Polarcus (OSE: PLCS) has revealed that it will shortly issue notices of termination of employment to all group employees.
The development comes after the company announced that its lenders have withdrawn support of ongoing vessel operations. Polarcus revealed that it has been instructed to sail its vessels to safe locations in order to initiate a sales process. The company said it is communicating with its clients in relation to upcoming awards, for which vessels are now no longer available, to seek alternative solutions for them.
On January 26, Polarcus confirmed to the relevant finance parties a payment default under its working capital facility agreement. In a statement at the time, the company said it intended to pursue all available options with a view to ensuring the financial sustainability of the business. Polarcus said it had been in detailed discussions with its bank lenders to explore financial solutions.

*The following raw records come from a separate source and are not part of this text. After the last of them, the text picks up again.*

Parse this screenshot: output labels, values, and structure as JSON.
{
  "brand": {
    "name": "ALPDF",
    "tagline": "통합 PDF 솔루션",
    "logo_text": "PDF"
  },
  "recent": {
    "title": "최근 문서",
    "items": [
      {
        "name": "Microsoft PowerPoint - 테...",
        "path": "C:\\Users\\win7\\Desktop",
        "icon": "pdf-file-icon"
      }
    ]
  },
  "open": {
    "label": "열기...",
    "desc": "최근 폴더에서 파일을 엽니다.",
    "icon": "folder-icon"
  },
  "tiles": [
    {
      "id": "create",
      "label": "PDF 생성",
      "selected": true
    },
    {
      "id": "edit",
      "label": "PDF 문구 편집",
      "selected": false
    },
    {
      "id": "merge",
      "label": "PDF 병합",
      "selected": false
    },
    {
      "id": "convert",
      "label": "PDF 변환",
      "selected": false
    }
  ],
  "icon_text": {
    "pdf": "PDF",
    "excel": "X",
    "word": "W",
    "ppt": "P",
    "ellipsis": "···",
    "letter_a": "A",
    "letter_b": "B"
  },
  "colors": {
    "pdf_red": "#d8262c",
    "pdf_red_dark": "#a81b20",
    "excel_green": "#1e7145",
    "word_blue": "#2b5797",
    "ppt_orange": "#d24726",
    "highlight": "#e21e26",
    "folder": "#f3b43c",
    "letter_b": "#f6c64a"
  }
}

Shortly after the start of the pandemic, Polarcus took a number of measures to improve its financial situation, the company highlighted, adding that the global organization had been restructured and that its cost base had been “significantly” reduced. At the start of January this year, Polarcus revealed that its vessel utilization had dropped from 79 percent in 2019 to 61 percent in 2020.
Polarcus employed 327 people in 2019, according to its annual report for that year, which is the latest publication of its kind published on Polarcus’ website. Of these 327, 73 percent were field employees and 27 percent were office employees.
On its website, Polarcus describes itself as the industry leader in marine seismic exploration. The company is headquartered in Dubai and has offices in Gatwick, Houston, Singapore, and Norway, its website shows. The company is headed by Duncan Eley, who previously worked for Schlumberger.